As Neil Russack stated in “Inner City books. Animal Guides in life, myth and dreams. An Analyst’s notebook,” humans and animals are capable of a deep and healing intimacy with one one more. In Bloom and Stephen’s cases, their speak to with dogs and their identification with them has been very helpful. Both of them, Stephen in Chapter 3 and Bloom in Chapter 15, appear to have created a new self by means of the canine imagery. Without them being aware of it, dogs modify and refresh their lives.
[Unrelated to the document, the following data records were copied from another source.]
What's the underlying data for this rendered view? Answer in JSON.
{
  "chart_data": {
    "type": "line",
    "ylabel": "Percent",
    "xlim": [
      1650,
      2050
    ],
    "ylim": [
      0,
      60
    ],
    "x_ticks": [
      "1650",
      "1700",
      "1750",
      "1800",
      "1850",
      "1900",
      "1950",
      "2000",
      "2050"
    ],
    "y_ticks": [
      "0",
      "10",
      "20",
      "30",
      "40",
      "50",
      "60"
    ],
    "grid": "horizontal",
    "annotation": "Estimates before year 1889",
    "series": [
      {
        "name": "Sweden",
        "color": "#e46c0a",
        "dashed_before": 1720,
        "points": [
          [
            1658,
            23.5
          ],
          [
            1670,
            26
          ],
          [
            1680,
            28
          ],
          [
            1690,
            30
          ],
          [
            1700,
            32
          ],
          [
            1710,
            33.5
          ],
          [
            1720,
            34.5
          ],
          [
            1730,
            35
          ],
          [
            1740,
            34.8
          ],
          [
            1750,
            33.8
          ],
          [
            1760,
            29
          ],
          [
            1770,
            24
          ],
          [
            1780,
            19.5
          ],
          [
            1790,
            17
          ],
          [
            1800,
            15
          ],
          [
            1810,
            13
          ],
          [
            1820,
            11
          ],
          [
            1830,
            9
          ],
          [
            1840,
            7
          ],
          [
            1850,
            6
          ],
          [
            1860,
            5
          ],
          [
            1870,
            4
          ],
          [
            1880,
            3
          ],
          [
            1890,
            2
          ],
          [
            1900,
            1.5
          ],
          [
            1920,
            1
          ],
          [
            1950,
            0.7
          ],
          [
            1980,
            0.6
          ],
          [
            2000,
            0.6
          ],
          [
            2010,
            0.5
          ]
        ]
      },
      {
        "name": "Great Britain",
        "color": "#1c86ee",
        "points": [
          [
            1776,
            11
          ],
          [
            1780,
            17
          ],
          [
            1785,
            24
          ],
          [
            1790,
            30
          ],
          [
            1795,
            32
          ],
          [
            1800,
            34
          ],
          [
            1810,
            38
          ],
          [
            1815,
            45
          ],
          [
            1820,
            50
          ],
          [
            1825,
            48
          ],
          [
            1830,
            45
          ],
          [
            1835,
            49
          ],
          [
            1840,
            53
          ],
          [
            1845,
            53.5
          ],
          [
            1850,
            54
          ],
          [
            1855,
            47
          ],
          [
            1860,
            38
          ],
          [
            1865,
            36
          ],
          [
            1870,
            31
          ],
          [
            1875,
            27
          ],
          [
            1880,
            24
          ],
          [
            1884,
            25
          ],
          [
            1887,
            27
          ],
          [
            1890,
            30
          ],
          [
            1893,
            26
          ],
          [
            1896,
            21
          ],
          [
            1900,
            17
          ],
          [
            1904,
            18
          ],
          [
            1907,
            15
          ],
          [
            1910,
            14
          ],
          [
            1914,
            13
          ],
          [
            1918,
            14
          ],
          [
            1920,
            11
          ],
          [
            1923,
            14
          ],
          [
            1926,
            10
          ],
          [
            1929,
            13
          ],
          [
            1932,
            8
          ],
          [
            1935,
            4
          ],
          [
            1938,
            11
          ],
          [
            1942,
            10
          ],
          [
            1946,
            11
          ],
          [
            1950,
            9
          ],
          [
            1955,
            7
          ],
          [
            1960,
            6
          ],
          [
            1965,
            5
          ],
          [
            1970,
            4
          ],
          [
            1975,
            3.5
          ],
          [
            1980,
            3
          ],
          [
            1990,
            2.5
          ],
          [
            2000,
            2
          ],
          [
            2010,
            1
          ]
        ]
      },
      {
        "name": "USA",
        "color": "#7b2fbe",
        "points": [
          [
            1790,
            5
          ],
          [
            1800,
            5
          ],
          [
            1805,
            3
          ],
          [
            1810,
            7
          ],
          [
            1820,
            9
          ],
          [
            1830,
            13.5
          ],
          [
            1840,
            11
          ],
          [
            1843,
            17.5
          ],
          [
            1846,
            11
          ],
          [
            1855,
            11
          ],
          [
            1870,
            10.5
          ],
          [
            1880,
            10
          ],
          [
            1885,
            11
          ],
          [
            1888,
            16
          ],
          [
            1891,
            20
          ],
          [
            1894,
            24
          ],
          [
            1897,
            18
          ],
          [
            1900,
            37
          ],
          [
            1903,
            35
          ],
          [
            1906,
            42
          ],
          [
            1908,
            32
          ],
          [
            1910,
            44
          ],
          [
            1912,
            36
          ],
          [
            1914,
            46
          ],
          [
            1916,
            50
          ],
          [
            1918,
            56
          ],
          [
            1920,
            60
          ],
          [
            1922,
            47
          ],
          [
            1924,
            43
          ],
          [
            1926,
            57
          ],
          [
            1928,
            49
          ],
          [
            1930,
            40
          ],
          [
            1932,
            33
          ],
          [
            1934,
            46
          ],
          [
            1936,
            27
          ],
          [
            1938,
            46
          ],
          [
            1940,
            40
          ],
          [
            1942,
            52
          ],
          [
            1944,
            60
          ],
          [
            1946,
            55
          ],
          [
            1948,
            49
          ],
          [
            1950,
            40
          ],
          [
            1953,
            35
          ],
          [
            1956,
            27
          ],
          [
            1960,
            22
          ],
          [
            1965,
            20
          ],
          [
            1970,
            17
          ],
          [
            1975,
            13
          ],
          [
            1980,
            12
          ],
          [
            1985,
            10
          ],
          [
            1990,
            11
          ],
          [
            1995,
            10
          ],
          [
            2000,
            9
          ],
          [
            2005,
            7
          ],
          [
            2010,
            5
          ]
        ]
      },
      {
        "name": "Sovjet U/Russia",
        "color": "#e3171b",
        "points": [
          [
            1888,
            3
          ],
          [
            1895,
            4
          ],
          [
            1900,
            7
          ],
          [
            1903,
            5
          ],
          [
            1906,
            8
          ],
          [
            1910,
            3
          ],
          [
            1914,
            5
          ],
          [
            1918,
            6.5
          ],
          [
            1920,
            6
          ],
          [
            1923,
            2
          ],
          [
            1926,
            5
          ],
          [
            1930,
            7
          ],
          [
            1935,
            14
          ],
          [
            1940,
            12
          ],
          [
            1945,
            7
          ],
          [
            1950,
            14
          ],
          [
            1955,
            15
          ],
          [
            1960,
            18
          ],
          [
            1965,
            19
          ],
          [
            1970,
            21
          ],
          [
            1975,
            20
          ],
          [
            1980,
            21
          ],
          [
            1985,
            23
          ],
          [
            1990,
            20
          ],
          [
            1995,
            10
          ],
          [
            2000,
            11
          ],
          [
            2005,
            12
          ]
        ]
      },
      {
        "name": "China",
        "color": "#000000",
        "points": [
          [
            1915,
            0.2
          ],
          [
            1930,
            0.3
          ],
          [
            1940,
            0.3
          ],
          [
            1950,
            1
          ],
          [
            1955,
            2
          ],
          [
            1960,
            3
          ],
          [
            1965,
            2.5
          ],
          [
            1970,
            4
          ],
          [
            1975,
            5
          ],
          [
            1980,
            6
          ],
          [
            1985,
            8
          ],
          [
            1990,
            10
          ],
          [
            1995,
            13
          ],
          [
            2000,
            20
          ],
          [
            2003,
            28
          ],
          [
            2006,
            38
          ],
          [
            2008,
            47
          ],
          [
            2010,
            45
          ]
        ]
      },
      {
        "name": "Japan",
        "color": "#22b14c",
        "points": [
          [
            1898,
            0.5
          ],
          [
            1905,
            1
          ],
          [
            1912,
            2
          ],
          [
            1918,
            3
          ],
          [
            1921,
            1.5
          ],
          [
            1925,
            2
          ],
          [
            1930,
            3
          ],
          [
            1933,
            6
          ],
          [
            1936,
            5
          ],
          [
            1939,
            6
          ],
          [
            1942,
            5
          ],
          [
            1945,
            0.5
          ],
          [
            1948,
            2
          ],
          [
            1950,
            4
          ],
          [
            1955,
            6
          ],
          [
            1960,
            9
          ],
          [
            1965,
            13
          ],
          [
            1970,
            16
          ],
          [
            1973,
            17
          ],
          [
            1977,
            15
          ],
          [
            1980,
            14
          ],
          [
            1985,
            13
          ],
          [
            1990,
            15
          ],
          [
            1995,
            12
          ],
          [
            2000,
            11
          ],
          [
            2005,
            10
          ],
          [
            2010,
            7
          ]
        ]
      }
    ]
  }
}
These dogs can be regarded as as solar animals in that they fire up Stephen and Bloom’s hearts.
Joyce, in addition to depicting dogs as performing two of their fundamental roles, namely friendship and guarding, draws on the symbolism of various cultures to give his photos a deeper which means.
Dictionary of Symbolic and Mythological Animals.
Gifford, Don, and Robert Seidman. Ulysses Annotated. Los Angeles, University of California Press, 1989.
Hayman, David. Ulysses: the mechanics of which means. New Jersey, Prentice-Hall, 1970.
Joyce, James. Ulysses. New York, Very first Vintage Books Edition, 1986.
Russack, Neil. Inner City books. Animal Guides in life, myth and dreams. An Analyst’s notebook.Toronto, 2002.
Schutte, William M. Index of Recurrent Components in James Joyce’s Ulysses. Illinois, Southern Illinois University Press, 1982.